In der Familienpflegezeit können Arbeitnehmer ihre Arbeitszeit für maximal 24 Monate auf die Hälfte reduzieren, mindestens 15 Stunden pro Woche müssen aber erreicht werden. Der Arbeitnehmer arbeitet dann maximal zwei Jahre zum Beispiel die Hälfte seiner bisherigen Arbeitszeit, erhält aber ¾ seines Lohnes.

Nach zwei Jahren arbeitet der Arbeitnehmer wieder seine vertraglich vereinbarten vollen Wochenarbeitsstunden, erhält aber weitere zwei Jahre nur ¾ seines Lohnes.

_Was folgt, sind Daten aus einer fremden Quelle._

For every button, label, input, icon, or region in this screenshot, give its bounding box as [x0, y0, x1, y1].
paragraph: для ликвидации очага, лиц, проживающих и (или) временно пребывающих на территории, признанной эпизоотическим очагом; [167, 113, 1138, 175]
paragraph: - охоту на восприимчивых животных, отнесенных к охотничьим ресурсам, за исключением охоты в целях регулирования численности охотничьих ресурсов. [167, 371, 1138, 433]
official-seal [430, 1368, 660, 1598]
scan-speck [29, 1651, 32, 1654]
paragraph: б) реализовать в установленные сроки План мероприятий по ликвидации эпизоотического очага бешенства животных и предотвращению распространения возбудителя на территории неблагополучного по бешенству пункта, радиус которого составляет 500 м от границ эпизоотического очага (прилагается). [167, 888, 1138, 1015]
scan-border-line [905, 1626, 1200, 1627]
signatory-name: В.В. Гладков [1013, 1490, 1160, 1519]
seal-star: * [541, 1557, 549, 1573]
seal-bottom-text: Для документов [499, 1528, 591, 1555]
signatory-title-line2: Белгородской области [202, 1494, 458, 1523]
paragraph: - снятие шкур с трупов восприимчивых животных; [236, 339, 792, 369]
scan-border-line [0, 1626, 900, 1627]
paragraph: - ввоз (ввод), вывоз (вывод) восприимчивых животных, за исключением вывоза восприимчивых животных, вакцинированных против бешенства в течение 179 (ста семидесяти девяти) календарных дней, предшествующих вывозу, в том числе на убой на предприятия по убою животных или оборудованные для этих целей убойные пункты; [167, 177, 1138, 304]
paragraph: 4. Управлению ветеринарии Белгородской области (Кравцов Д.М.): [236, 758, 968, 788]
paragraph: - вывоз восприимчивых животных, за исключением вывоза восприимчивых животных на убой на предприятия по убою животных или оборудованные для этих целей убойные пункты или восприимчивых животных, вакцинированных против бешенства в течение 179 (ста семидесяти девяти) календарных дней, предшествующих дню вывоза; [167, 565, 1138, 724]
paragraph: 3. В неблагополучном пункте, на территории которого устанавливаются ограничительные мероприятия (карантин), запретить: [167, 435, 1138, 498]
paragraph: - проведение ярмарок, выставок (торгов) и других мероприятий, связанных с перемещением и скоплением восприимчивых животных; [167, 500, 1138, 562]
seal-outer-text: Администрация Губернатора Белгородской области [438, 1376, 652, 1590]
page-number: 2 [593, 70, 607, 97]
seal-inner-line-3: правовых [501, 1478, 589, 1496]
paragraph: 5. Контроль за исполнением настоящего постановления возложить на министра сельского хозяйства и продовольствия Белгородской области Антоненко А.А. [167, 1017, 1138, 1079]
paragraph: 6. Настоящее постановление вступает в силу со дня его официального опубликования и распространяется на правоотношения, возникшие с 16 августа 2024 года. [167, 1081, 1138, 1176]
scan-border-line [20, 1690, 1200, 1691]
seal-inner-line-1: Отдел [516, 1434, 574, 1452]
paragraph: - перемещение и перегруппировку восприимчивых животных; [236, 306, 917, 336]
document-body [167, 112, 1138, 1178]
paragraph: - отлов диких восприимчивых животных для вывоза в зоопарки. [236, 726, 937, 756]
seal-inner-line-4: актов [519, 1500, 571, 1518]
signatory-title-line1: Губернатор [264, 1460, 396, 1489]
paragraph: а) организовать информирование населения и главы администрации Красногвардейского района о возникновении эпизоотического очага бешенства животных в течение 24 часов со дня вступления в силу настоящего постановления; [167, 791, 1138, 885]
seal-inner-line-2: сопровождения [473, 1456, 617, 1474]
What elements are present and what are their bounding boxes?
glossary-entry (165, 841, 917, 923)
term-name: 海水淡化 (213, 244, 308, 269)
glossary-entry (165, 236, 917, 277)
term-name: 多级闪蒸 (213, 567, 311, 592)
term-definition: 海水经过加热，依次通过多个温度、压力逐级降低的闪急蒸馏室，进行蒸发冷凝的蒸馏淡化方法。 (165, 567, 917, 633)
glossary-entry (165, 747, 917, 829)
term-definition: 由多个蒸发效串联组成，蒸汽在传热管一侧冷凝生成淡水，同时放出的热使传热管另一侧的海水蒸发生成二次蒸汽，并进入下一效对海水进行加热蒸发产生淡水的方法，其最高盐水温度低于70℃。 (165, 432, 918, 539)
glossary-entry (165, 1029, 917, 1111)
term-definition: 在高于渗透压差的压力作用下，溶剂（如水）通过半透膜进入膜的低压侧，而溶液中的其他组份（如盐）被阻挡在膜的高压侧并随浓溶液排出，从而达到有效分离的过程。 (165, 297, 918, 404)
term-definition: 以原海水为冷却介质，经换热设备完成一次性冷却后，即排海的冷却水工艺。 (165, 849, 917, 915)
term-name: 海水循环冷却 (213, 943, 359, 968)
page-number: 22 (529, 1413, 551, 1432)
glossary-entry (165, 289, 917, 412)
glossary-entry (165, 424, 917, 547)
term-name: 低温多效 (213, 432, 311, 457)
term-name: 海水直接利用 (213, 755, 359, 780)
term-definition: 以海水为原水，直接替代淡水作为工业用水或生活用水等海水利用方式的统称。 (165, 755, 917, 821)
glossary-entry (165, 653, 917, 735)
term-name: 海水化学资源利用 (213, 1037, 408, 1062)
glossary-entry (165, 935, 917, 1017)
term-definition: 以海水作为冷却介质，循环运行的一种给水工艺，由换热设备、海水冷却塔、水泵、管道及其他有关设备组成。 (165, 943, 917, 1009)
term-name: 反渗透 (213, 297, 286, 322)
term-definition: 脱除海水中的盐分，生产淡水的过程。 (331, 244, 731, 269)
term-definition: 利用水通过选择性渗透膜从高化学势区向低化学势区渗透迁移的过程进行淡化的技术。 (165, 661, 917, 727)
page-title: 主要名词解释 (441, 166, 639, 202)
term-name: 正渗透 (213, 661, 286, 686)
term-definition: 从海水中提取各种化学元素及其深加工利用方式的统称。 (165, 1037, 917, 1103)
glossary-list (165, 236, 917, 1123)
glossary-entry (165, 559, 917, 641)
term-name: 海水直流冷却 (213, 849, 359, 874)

Wer hat Anspruch auf Familienpflegezeit?

Anspruch im Sinne des Gesetzes haben Personen, die einen pflegebedürftigen nahen Angehörigen in der häuslichen Umgebung pflegen.

Wie beantrage ich Familienpflegezeit?
Arbeitnehmer müssen mit ihrem Arbeitgeber einen Familienpflegezeitvertrag abschließen. In diesem Vertrag werden die genaue Dauer und die Entgeltregelungen festgelegt. Der Arbeitgeber ist nicht verpflichtet, die Familienpflegezeit zu gewähren.

Kann ich die Familienpflegezeit vorzeitig beenden?
Jede Änderung im Familienpflegezeitvertrag muss grundsätzlich mit dem Arbeitgeber abgestimmt und schriftlich festgehalten werden.

Versicherungsschutz:
Der Arbeitgeber zahlt während der Familienpflegezeit die Beiträge des Arbeitnehmers zur Rentenversicherung auf der Basis des reduzierten Entgeltes weiter. Die Pflegeversicherung zahlt die Pflegversicherung Beiträge für die geleistete Pflege abhängig von der Pflegestufe.

Arbeitnehmer sind verpflichtet, vor Beginn der Familienpflegezeit eine Familienpflegezeitversicherung abzuschließen, die den Arbeitgeber vor finanziellen Risiken schützt, wie z.B. die Arbeitsunfähigkeit des Arbeitnehmers nach zwei Jahren.